Пино кивнул без всякого энтузиазма и отправился на пост вместе с толстяком Притони, парнишкой из Генуи, который первый раз оказался вдали от дома. Они встали на платформе между двумя наиболее загруженными путями под высоким арочным потолком вокзала. Немецкие солдаты грузили ящики с оружием в товарные вагоны на путях с одной стороны. Другой путь оставался пустым.
– Еще не хватало – торчать здесь всю ночь, – сказал Притони. Он закурил сигарету, выпустил дым. – У меня колени и ступни опухли.
– Прислонись к опорной колонне, переступай с ноги на ногу.
– Я уже пробовал. Ноги все равно болят.
Притони продолжал свои жалобы, пока Пино не пресек этот поток. Альпы научили его не ныть, не стонать, когда попадаешь в трудные условия. Все это нытье – только напрасная трата энергии.
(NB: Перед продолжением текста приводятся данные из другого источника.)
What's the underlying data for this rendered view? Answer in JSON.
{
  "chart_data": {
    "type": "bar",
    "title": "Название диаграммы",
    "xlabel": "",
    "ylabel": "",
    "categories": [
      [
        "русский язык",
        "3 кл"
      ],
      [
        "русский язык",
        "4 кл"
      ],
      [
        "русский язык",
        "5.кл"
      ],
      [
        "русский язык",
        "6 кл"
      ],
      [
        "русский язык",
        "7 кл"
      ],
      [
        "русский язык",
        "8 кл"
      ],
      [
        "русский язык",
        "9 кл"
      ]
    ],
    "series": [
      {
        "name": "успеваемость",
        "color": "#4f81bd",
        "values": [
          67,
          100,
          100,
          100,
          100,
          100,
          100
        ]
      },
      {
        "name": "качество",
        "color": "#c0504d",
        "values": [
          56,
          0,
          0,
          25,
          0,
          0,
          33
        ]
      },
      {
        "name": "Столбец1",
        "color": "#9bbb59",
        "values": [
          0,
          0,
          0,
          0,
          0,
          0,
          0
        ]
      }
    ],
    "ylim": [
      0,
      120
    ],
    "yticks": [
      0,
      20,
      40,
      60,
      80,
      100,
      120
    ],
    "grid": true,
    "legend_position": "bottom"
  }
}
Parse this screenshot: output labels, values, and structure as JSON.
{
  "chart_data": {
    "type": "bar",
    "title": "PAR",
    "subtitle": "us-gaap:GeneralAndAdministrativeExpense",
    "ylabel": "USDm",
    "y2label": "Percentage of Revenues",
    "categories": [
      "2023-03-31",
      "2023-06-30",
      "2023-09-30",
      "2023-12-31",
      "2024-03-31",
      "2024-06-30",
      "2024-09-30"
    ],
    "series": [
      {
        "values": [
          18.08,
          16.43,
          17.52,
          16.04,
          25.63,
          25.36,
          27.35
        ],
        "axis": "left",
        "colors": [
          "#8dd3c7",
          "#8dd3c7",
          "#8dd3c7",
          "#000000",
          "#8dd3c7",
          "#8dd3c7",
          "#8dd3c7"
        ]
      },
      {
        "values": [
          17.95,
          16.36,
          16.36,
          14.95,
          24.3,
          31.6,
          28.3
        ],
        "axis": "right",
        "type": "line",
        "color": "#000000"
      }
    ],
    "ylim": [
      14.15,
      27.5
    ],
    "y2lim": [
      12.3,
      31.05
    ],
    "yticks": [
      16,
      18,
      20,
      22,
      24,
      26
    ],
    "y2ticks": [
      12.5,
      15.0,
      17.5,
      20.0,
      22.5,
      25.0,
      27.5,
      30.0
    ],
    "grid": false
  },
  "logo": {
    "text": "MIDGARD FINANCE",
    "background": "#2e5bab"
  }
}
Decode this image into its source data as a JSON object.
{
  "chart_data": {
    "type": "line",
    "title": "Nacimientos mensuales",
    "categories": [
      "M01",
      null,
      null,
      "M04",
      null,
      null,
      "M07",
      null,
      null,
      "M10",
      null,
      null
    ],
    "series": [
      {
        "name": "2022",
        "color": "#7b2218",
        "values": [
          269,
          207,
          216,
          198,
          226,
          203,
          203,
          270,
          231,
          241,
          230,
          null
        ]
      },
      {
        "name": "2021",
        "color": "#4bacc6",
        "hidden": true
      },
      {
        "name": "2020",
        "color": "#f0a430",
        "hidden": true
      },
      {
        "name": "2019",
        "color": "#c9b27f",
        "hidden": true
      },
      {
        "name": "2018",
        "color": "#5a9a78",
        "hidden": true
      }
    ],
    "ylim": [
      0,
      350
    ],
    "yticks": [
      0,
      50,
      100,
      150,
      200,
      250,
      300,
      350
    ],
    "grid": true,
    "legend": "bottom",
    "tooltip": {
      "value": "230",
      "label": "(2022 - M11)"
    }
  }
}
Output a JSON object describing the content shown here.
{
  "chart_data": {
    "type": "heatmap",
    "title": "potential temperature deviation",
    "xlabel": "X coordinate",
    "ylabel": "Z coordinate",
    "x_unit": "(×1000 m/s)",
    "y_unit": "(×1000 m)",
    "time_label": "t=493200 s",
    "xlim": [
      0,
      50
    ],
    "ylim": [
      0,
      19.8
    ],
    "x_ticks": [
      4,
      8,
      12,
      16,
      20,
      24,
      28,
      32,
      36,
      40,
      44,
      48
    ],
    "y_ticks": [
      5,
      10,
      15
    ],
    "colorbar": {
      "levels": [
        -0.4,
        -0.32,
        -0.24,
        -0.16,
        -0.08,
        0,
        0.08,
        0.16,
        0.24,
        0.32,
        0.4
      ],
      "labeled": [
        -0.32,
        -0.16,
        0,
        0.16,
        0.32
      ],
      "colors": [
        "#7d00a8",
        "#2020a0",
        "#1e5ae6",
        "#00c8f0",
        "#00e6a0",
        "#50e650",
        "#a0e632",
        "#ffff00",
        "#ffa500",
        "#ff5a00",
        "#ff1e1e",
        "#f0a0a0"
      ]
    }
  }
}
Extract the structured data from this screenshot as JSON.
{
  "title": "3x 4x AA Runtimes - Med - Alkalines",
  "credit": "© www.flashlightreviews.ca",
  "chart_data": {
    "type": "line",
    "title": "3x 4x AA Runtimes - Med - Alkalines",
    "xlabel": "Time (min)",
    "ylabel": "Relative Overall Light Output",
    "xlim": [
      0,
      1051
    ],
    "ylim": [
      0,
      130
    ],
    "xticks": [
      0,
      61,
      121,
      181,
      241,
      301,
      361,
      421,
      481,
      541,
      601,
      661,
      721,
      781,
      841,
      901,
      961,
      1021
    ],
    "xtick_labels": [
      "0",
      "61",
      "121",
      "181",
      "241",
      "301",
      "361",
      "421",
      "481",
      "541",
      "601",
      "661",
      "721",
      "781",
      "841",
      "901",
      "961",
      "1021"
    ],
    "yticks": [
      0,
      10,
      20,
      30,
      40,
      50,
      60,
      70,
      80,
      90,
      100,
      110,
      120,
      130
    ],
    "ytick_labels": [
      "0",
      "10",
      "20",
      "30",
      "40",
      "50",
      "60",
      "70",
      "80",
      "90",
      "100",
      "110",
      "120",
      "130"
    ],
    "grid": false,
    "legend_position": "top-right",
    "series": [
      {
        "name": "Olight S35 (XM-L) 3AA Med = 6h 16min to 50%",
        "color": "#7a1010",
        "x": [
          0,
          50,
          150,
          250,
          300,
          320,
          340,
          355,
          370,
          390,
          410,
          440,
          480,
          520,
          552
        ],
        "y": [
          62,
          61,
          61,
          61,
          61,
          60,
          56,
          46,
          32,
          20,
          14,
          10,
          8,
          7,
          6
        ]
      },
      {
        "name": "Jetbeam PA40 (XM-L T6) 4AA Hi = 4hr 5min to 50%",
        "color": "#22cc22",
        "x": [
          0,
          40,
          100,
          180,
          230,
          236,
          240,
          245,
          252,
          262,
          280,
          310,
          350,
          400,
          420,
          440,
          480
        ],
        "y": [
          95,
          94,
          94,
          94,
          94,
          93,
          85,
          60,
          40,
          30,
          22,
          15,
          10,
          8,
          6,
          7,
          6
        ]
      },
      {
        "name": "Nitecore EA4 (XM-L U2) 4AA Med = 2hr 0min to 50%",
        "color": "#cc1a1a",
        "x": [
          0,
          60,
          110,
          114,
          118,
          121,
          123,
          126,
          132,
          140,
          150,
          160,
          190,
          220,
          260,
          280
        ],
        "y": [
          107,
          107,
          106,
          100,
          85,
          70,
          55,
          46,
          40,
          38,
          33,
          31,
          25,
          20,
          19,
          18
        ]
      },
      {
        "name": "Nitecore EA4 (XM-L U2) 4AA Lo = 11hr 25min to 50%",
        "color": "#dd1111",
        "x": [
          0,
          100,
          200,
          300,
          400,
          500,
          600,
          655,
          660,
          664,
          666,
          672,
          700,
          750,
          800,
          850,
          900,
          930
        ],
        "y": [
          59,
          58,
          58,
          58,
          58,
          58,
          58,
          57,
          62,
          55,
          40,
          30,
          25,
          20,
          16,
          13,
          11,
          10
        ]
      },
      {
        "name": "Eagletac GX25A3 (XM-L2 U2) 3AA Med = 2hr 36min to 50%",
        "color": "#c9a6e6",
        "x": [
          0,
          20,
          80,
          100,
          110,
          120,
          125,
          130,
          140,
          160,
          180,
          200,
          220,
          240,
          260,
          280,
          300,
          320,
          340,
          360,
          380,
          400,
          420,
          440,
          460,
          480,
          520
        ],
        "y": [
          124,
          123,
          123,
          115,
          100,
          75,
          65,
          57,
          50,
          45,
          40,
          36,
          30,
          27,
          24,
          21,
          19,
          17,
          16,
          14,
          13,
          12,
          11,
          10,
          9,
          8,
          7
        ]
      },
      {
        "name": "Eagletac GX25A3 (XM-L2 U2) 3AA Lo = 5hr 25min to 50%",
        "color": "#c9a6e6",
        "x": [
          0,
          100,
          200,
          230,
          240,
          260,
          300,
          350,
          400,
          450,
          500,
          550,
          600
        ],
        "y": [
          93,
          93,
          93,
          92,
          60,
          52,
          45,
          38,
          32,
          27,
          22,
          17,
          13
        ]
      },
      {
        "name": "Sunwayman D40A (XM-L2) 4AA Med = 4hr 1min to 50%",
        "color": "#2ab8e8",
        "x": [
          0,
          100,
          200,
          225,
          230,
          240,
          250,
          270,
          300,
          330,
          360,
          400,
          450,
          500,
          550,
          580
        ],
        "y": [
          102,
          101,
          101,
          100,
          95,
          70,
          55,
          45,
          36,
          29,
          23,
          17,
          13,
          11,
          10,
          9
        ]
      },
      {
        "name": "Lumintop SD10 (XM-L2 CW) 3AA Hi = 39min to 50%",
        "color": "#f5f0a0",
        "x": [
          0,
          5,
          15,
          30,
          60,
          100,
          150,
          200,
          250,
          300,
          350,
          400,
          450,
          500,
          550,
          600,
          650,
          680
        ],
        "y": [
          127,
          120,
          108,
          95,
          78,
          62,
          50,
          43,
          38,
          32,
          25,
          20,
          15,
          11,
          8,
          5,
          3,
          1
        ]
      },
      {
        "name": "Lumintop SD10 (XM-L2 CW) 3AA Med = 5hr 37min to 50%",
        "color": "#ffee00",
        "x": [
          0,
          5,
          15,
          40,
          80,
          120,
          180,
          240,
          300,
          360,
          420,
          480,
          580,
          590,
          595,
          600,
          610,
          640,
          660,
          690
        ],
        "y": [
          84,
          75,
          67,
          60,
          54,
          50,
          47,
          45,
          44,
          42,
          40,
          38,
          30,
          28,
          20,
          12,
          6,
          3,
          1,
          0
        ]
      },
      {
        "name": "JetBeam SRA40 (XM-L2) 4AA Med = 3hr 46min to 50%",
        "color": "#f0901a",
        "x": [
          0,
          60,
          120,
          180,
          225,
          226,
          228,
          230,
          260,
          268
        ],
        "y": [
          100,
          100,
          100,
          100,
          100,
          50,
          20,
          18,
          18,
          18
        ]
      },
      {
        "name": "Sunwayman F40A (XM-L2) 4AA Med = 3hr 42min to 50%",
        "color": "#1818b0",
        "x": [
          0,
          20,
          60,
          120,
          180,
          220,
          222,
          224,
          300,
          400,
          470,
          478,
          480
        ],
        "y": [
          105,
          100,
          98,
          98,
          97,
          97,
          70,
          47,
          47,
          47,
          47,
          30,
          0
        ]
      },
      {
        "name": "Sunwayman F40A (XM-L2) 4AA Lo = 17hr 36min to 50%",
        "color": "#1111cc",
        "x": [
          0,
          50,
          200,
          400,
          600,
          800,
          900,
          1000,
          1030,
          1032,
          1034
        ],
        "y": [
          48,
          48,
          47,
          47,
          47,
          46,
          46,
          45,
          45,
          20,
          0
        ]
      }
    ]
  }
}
Он начал думать о войне. В лагере он не слышал ни слова о развитии событий. Но за неделю, что он охранял вокзал, ему удалось узнать, что Пятая армия США генерал-лейтенанта Марка Кларка 5 июня освободила Рим. Но с тех пор союзники смогли продвинуться всего на пятнадцать километров в направлении Милана. Пино все еще предполагал, что война к октябрю закончится. Максимум к ноябрю. Около полуночи он зевнул и стал думать о том, что будет делать после войны. Вернется в школу? Уедет в Альпы? И когда он найдет девушку, которая?..
Включились сирены воздушной тревоги. Открыли огонь зенитные орудия. Падали бомбы, как сердитые жужжащие шмели, и обрушивались на Модену. Поначалу бомбы взрывались вдали. Потом одна взорвалась близ депо. Следующие три одна за другой упали на здание вокзала.
Пино увидел вспышку, а потом ударная волна подбросила его в воздух, скинула с платформы. Он упал на рельсы и тут же потерял сознание. Следующие взрывы вернули его в чувство, и он инстинктивно свернулся калачиком, когда вокруг него посыпались стекло и камни.
Когда налет закончился, Пино попытался встать; он ощущал запах дыма, видел пламя пожара. Голова у него кружилась, в ушах ревело, словно бушевал океан. Он все воспринимал обрывочно, как в сломанном калейдоскопе, пока не увидел тело Притони на путях. Парнишка из Генуи принял на себя всю мощь взрывной волны. А шрапнель снесла ему бóльшую часть головы.
Пино отполз в сторону, и его вырвало. В голове у него так стучало, что он боялся, как бы она не взорвалась. Он нашел свою винтовку, с трудом накинул ремень на плечо и забрался назад на платформу, но перед этим его еще раз вырвало. Шум в ушах усилился. Он видел убитых солдат, видел раненых, его одолевали головокружение и слабость, он чувствовал, что в любую секунду может потерять сознание. Пино вытянул руку, оперся о колонну, которая все еще поддерживала крышу вокзала.
Он вдруг почувствовал сильную, пронзительную боль в правой руке. И только в этот момент понял, что его указательный и средний пальцы правой руки почти оторваны. Они висели только на лоскутках кожи. Он видел кость указательного пальца. Из раны хлестала кровь.
Он во второй раз потерял сознание.
Пино увезли в полевой госпиталь, где немецкие хирурги пришили ему пальцы и провели курс лечения, необходимый при сотрясении мозга. Он оставался в госпитале девять дней.